In the days that followed, Officers Watson and McKee continued to follow up on what information they had relating to the moose and possible deer. In the course of general discussions with members of the Barrhead RCMP, the topic of the Obrigewitch situation came up. It was discovered that the RCMP were also interested in the activities of this individual as they had reason to suspect he may be involved in illegal drugs. The observations made by Officer Watson were of interest in that they supported the possibility that a marihuana hydroponics operation may be ongoing at that location. This type of operation requires space, cover and a considerable amount of electrical energy. Previous investigations into this type of activity have identified excessive electrical consumption as evidence in obtaining a search warrant. It was possible the generators observed by Officer Watson had been purchased to provide non-traceable electricity on-site. Armed with this information and that gained by sources of their own, RCMP officers obtained a search warrant for the lands and buildings owned by Tim Obrigewitch and on Dec. 17, 1997 they executed that warrant.
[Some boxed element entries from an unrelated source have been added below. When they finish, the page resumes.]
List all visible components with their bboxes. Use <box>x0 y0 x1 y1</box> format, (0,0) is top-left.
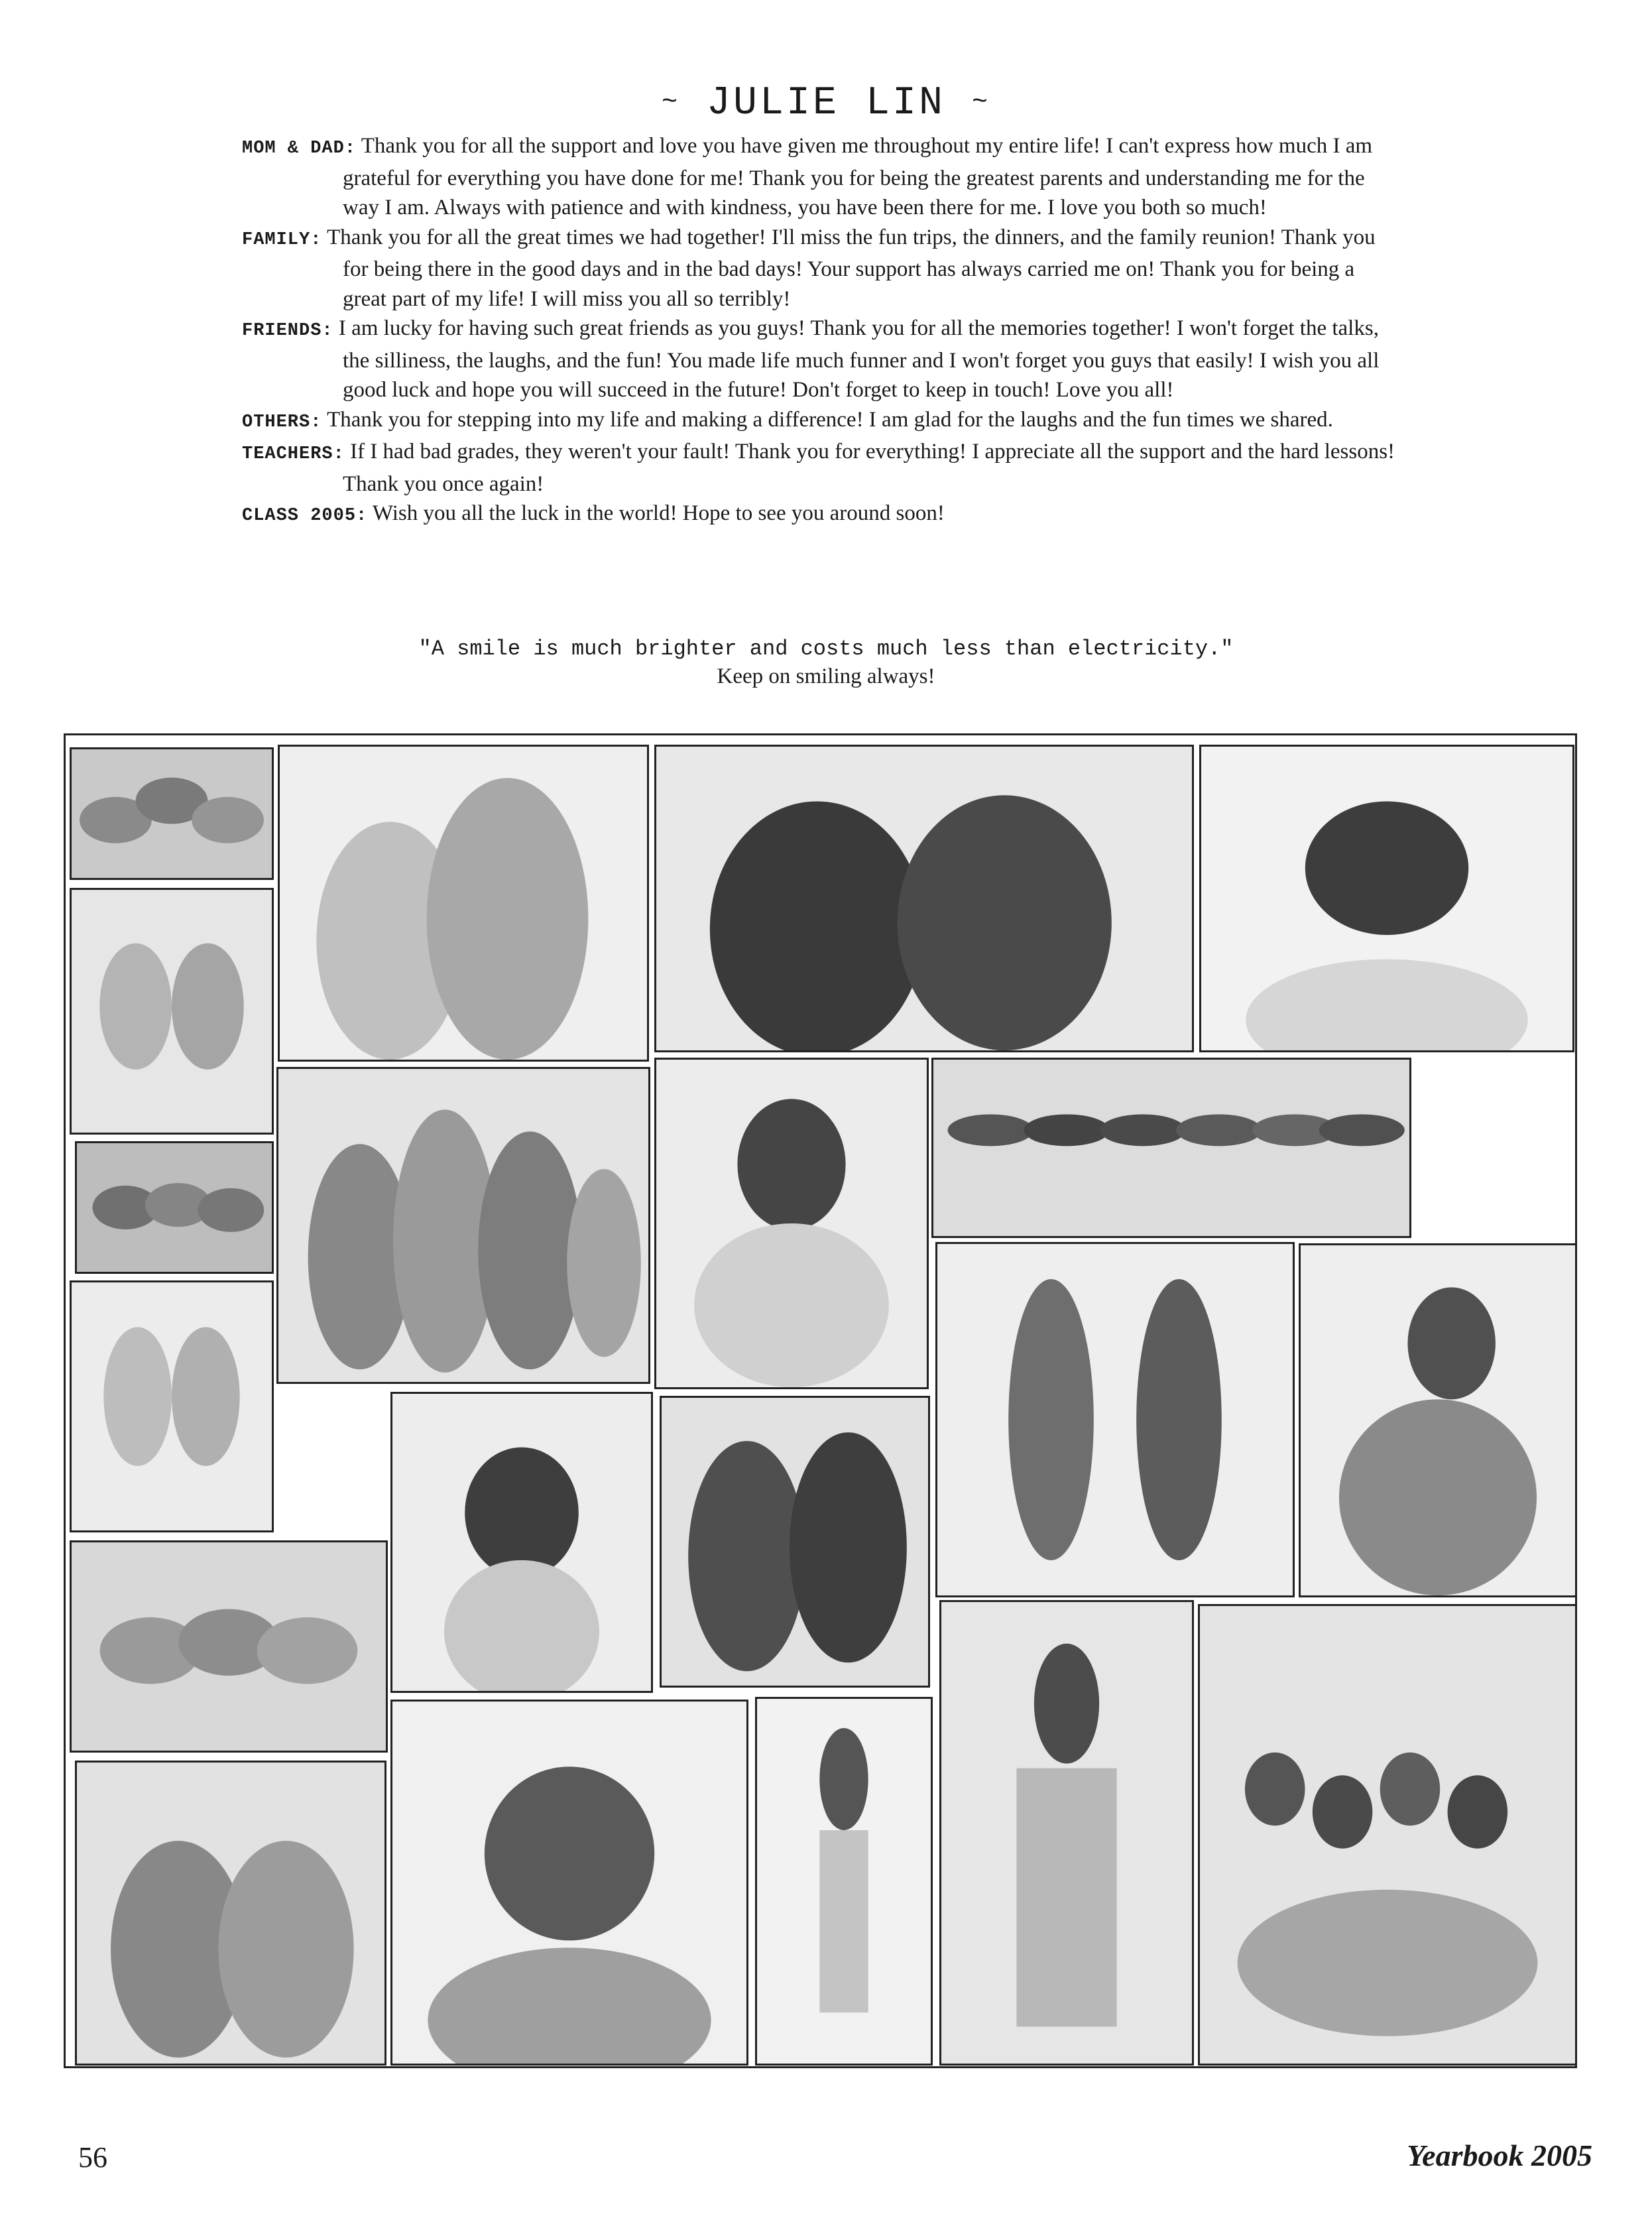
photo-collage <box>64 733 1577 2068</box>
quote: "A smile is much brighter and costs much less than electricity." <box>418 637 1234 661</box>
student-name: JULIE LIN <box>706 81 946 126</box>
photo-boy-with-headphones <box>1199 745 1574 1052</box>
message-label: TEACHERS: <box>242 444 345 464</box>
photo-grandparents <box>75 1761 386 2066</box>
message-mom-dad <box>242 131 1402 223</box>
publication-title: Yearbook 2005 <box>1407 2139 1592 2172</box>
page-title <box>0 81 1652 126</box>
photo-two-girls-portrait <box>654 745 1194 1052</box>
message-label: CLASS 2005: <box>242 506 368 526</box>
title-tilde-right: ~ <box>972 88 991 118</box>
photo-two-girls-jumping <box>935 1242 1295 1597</box>
photo-toddler <box>390 1392 653 1693</box>
photo-little-girl-posing <box>755 1697 933 2066</box>
message-others <box>242 405 1402 438</box>
photo-girl-heart-arms <box>939 1600 1194 2066</box>
photo-two-girls-sticker <box>70 888 274 1135</box>
message-text: If I had bad grades, they weren't your fault! Thank you for everything! I appreciate all the support and the hard lessons! Thank you once again! <box>343 440 1395 496</box>
message-text: Wish you all the luck in the world! Hope to see you around soon! <box>372 501 945 525</box>
message-teachers <box>242 437 1402 499</box>
photo-two-girls-hearts <box>70 1280 274 1532</box>
title-tilde-left: ~ <box>661 88 680 118</box>
quote-subtitle: Keep on smiling always! <box>717 664 935 688</box>
photo-girl-glasses-smiling <box>1299 1243 1577 1597</box>
photo-girls-group-selfie <box>70 747 274 880</box>
photo-six-girls-arms-around <box>931 1058 1411 1238</box>
dedication-messages <box>242 131 1402 531</box>
message-class-2005 <box>242 499 1402 531</box>
message-text: Thank you for all the great times we had together! I'll miss the fun trips, the dinners, and the family reunion! Thank you for being there in the good days and in the bad days! Your support has always carried me on! Thank you for being a great part of my life! I will miss you all so terribly! <box>327 225 1376 311</box>
page-number: 56 <box>78 2141 107 2174</box>
photo-girl-with-man-and-baby <box>278 745 649 1062</box>
photo-girls-sticker-booth <box>75 1141 274 1274</box>
message-friends <box>242 314 1402 405</box>
photo-boys-and-girls-group <box>276 1067 650 1384</box>
message-family <box>242 223 1402 314</box>
message-label: MOM & DAD: <box>242 139 357 158</box>
message-label: OTHERS: <box>242 412 322 432</box>
photo-two-girls-glasses <box>660 1396 930 1688</box>
photo-large-group-girls <box>1198 1604 1577 2066</box>
message-text: I am lucky for having such great friends as you guys! Thank you for all the memories together! I won't forget the talks, the silliness, the laughs, and the fun! You made life much funner and I won't forget you guys that easily! I wish you all good luck and hope you will succeed in the future! Don't forget to keep in touch! Love you all! <box>338 316 1380 402</box>
message-text: Thank you for stepping into my life and making a difference! I am glad for the laughs and the fun times we shared. <box>327 407 1333 432</box>
message-label: FRIENDS: <box>242 321 333 341</box>
photo-girl-hand-on-head <box>390 1700 748 2066</box>
photo-boy-headphones-computer <box>654 1058 929 1389</box>
message-label: FAMILY: <box>242 229 322 250</box>
photo-happy-sticker-group <box>70 1540 388 1753</box>
message-text: Thank you for all the support and love you have given me throughout my entire life! I can't express how much I am grateful for everything you have done for me! Thank you for being the greatest parents and understanding me for the way I am. Always with patience and with kindness, you have been there for me. I love you both so much! <box>343 134 1373 219</box>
The primary purpose for the warrant was the location and seizure of drugs and drug-related equipment. However, since the possibility of discovering wildlife in the execution of that warrant could not be ruled out, Officer Watson accompanied the RCMP and was prepared to deal with those items should any be found. A small package of what was believed to be wildlife meat was in fact found, however, no charges were laid in relation to that item. As for drugs and drug equipment, considerable evidence was found and seized. In all, approximately 1,300 young, marihuana plants were discovered along with the large quantity of equipment necessary to grow them to maturity. The operation was “nipped in the bud” before it had an opportunity to get into production.

On Sept. 17, 1998 Officer Watson provided evidence at a preliminary inquiry in Barrhead and on Oct. 4, 1999 Timothy Randy Obrigewitch entered a guilty plea to two counts in relation to his marihuana operation in Edmonton.He was sentenced to 27 months incarceration on each count. No evidence was found to support charges against anyone in relation to what was believed to be the incident of illegal hunting. Never the less, Conservation Officers in the Barrhead consider it a win and are confident that RCMP members in that district will apprise them of any information of resource violations they may receive in the future. The gate swings both ways.